In step 3 you bring to bear BI, Big Data, and predictive analytics to determine what triggers customer churn3. By now you will know the gist of the customer contact reasons that produce high churn (e.g., “My service keeps getting interrupted”) but it’s essential to dig deeper through root cause analysis by analyzing speech patterns and emotional context from 10,000 customers that you have lost over the last 6 to 12 months. This will help produce a robust set of data to be able to determine why customers are upset or irritated with an issue and how to listen for those key words high levels of emotion in future conversations. For example, you may discover the customers are mentioning competitors by name or telling you that your company is much harder to deal with than others with which they have relationships (sometimes called “The Amazon Effect”) but which in our books we call “Last contact benchmarking”.

Emerging technologies will now enable you to listen real-time for these key words and emotional levels during inbound calls, email, or chat sessions, and use machine learning algorithms to produce immediate advice to the customer service agent, e.g., tell the agent to transfer the customer immediately to a level 3 escalation desk, propose a new personalized offer, provide other levels of concessions or discounts or refund, as well as slow down, listen more intently, apologize, and try to discern why the customer got into that situation.

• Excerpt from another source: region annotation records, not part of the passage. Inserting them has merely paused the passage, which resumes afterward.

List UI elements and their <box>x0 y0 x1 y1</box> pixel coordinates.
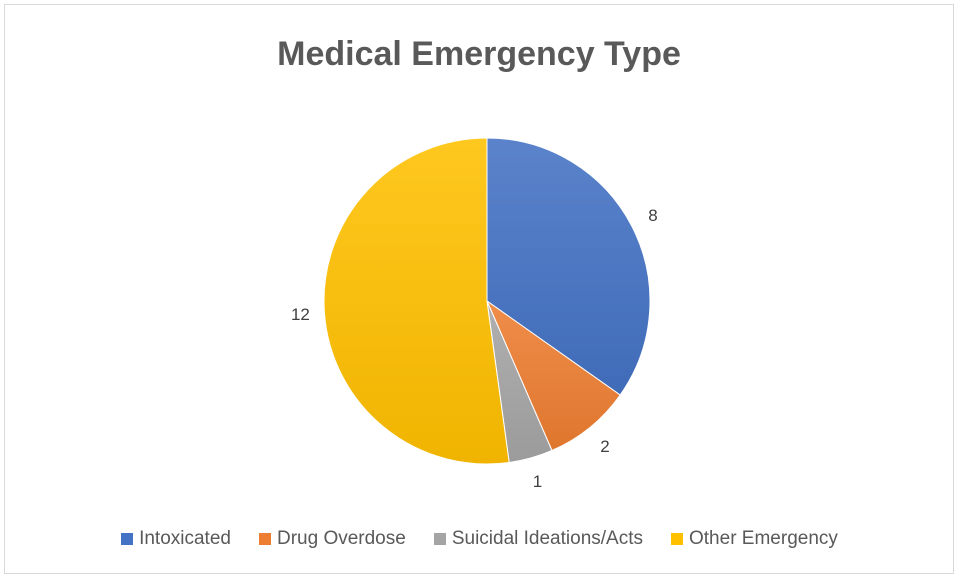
chart-title: Medical Emergency Type <box>277 35 681 73</box>
data-label-intoxicated: 8 <box>648 206 657 225</box>
legend-label-other-emergency: Other Emergency <box>689 528 838 549</box>
legend-item-suicidal-ideations: Suicidal Ideations/Acts <box>433 528 643 550</box>
pie-slice-other-emergency <box>323 137 510 465</box>
legend-swatch-intoxicated <box>121 533 134 545</box>
legend-label-suicidal-ideations: Suicidal Ideations/Acts <box>451 528 643 549</box>
legend: Intoxicated Drug Overdose Suicidal Ideat… <box>0 528 959 550</box>
data-label-suicidal-ideations-acts: 1 <box>533 472 542 491</box>
data-label-other-emergency: 12 <box>291 305 310 324</box>
legend-item-drug-overdose: Drug Overdose <box>258 528 406 550</box>
legend-swatch-suicidal-ideations <box>433 533 446 545</box>
legend-label-intoxicated: Intoxicated <box>139 528 231 549</box>
pie-slice-intoxicated <box>486 137 651 396</box>
pie-slice-drug-overdose <box>485 299 621 452</box>
legend-label-drug-overdose: Drug Overdose <box>276 528 406 549</box>
data-label-drug-overdose: 2 <box>600 437 609 456</box>
legend-swatch-drug-overdose <box>258 533 271 545</box>
legend-swatch-other-emergency <box>671 533 683 545</box>
legend-item-intoxicated: Intoxicated <box>121 528 231 550</box>
legend-item-other-emergency: Other Emergency <box>671 528 838 550</box>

4. Change internal products, pricing, and processes to increase customer retention.

Lastly in step 4 it is imperative using root cause analysis and the power of speech/data analytics to trace the underlying reasons behind the customer propensity to churn. Only by harnessing all of the departments or functions that caused the issue in the first place (what we call the “Owners”) will you begin to paint a clear picture of what actions to take. These solutions might embrace changes to your products, pricing, and support processes that can be tested to determine which ones increase customer retention and thereby reduce churn. We always recommend a weekly scrutiny of each of the customer context reason codes especially those in the Investigate or Eliminate quadrants of the Value-Irritant matrix, tracking the intended effects of these product, pricing, and process changes to determine if the rate of those contacts goes down, i.e., if the CPX steadily declines over time. If not, and you see that the CPX increasing, it means going back to steps 1-4.


Notes:

1 “Acquiring a new customer can cost five times more than retaining an existing customer. … The success rate of selling to a customer you already have is 60-70%, while the success rate of selling to a new customer is 5-20%.” Taylor Landis, “Customer Retention Marketing vs. Customer Acquisition Marketing” in Outbound Engine, accessed 5 August 2020.

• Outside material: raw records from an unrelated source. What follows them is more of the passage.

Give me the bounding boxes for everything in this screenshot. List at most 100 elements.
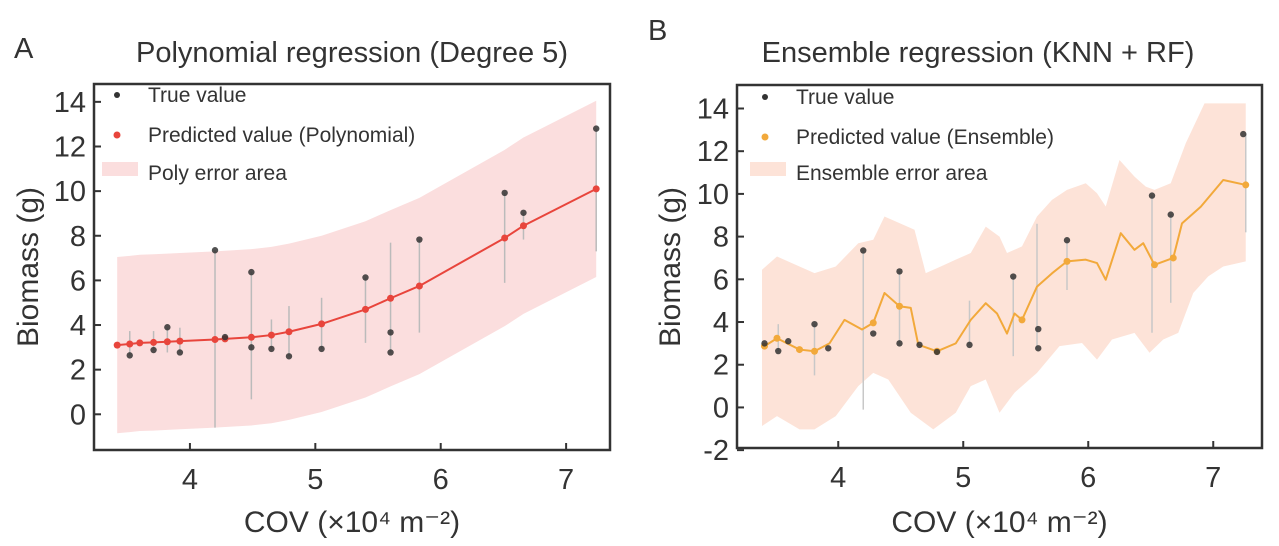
- true-point: [966, 341, 973, 349]
- predicted-point: [387, 294, 395, 302]
- predicted-point: [318, 320, 326, 328]
- true-point: [775, 347, 782, 355]
- y-tick-label: 12: [697, 136, 729, 168]
- y-tick-label: 2: [70, 355, 86, 387]
- predicted-point: [150, 338, 158, 346]
- chart-title: Ensemble regression (KNN + RF): [762, 37, 1195, 69]
- true-point: [1167, 211, 1174, 218]
- true-point: [520, 209, 527, 216]
- predicted-point: [896, 302, 903, 310]
- predicted-point: [1169, 254, 1177, 262]
- predicted-point: [501, 234, 509, 242]
- predicted-point: [1151, 261, 1158, 269]
- y-tick-label: 4: [70, 310, 86, 342]
- predicted-point: [796, 346, 803, 354]
- true-point: [387, 329, 394, 336]
- y-tick-label: 0: [70, 399, 86, 431]
- chart-title: Polynomial regression (Degree 5): [136, 37, 568, 69]
- true-point: [1240, 130, 1247, 138]
- true-point: [1035, 325, 1042, 333]
- legend-label: Predicted value (Ensemble): [796, 126, 1054, 149]
- y-tick-label: 14: [54, 87, 86, 119]
- y-tick-label: 2: [713, 350, 729, 382]
- true-point: [870, 330, 877, 337]
- true-point: [268, 345, 275, 353]
- x-tick-label: 5: [955, 462, 971, 494]
- true-point: [1035, 345, 1042, 352]
- y-tick-label: 0: [713, 392, 729, 424]
- true-point: [416, 236, 423, 243]
- predicted-point: [1018, 316, 1026, 324]
- predicted-point: [773, 334, 781, 342]
- true-point: [811, 320, 818, 328]
- legend-true-marker: [114, 92, 120, 98]
- legend: True value Predicted value (Polynomial) Po…: [102, 84, 415, 185]
- true-point: [211, 247, 219, 254]
- true-point: [248, 268, 255, 276]
- predicted-point: [869, 319, 877, 327]
- predicted-point: [247, 333, 255, 341]
- panel-b: B Ensemble regression (KNN + RF) 4 5 6 7 -2 0 2 4…: [648, 15, 1264, 539]
- predicted-point: [811, 347, 818, 355]
- true-point: [916, 341, 923, 349]
- axes-frame: [92, 82, 612, 452]
- legend-label: Predicted value (Polynomial): [148, 124, 415, 147]
- y-tick-label: 14: [697, 93, 729, 125]
- legend-area-swatch: [750, 162, 786, 176]
- x-axis-label: COV (×10⁴ m⁻²): [891, 506, 1107, 539]
- predicted-point: [1242, 181, 1250, 189]
- y-tick-label: 8: [713, 222, 729, 254]
- true-point: [1010, 273, 1017, 280]
- true-point: [1148, 192, 1156, 199]
- error-area: [762, 103, 1246, 430]
- x-tick-label: 4: [830, 462, 846, 494]
- legend-predicted-marker: [761, 133, 769, 141]
- y-tick-label: 10: [54, 176, 86, 208]
- y-tick-label: -2: [703, 435, 729, 467]
- y-axis-label: Biomass (g): [12, 187, 45, 347]
- panel-a: A Polynomial regression (Degree 5) 4 5 6 7 0 2 4…: [12, 33, 612, 539]
- predicted-point: [592, 185, 600, 193]
- true-point: [176, 349, 184, 356]
- true-point: [785, 338, 792, 345]
- true-point: [387, 349, 394, 356]
- predicted-point: [415, 282, 423, 290]
- legend-label: Poly error area: [148, 162, 287, 185]
- true-point: [285, 353, 293, 360]
- true-point: [860, 247, 867, 254]
- predicted-point: [361, 305, 369, 313]
- x-tick-label: 5: [307, 464, 323, 496]
- true-point: [248, 344, 255, 351]
- true-point: [593, 125, 600, 132]
- legend: True value Predicted value (Ensemble) Ense…: [750, 86, 1054, 185]
- predicted-point: [176, 337, 184, 345]
- y-tick-label: 4: [713, 307, 729, 339]
- y-tick-label: 10: [697, 179, 729, 211]
- true-point: [150, 346, 157, 354]
- x-tick-label: 7: [558, 464, 574, 496]
- predicted-point: [126, 340, 134, 348]
- predicted-point: [113, 341, 121, 349]
- legend-area-swatch: [102, 162, 138, 176]
- true-point: [126, 352, 133, 359]
- legend-label: True value: [796, 86, 894, 109]
- y-tick-label: 12: [54, 131, 86, 163]
- x-tick-label: 4: [182, 464, 198, 496]
- x-axis-label: COV (×10⁴ m⁻²): [244, 506, 460, 539]
- predicted-point: [136, 339, 144, 347]
- panel-letter: B: [648, 15, 667, 47]
- true-point: [501, 189, 508, 197]
- panel-letter: A: [14, 33, 34, 65]
- predicted-point: [211, 336, 219, 344]
- predicted-point: [519, 222, 527, 230]
- predicted-point: [285, 328, 293, 336]
- true-point: [761, 340, 768, 347]
- legend-label: True value: [148, 84, 246, 107]
- true-point: [933, 348, 941, 356]
- true-point: [362, 274, 369, 281]
- legend-true-marker: [762, 94, 768, 100]
- legend-label: Ensemble error area: [796, 162, 988, 185]
- y-tick-label: 8: [70, 221, 86, 253]
- x-tick-label: 6: [1080, 462, 1096, 494]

2 The Best Service is No Service: How to Liberate Your Customers from Customer Service, Keep Them Happy, and Control Costs Bill Price & David Jaffe (Wiley 2008). Based partly on my years as Amazon’s 1st WW VP of Customer Service, but also on “Best Service” providers around the world who have made it easier for their customers to do business with them, we proposed 7 Drivers that start with “Challenge demand for service”:

  1. “Eliminate dumb contacts”
  2. “Create engaging self-service”
  3. “Be proactive”
  4. “Make it really easy to contact your company”
  5. “Own the actions across the company”
  6. “Listen and act”
  7. “Deliver great service experiences”

3Applying Big Data, Skyline, and Snowballs for Contact Optimization”, accessed 30 April 2020

Bill Price

Bill Price is the President of Driva Solutions (a customer service and customer experience consultancy), an Advisor to Antuit, co-founded the LimeBridge Global Alliance, chairs the Global Operations Council, teaches at the University of Washington and Stanford MBA programs, and is the lead author of The Best Service is No Service and Your Customer Rules! Bill served as Amazon.com's first Global VP of Customer Service and held senior positions at MCI, ACP, and McKinsey. Bill graduated from Dartmouth (BA) and Stanford (MBA).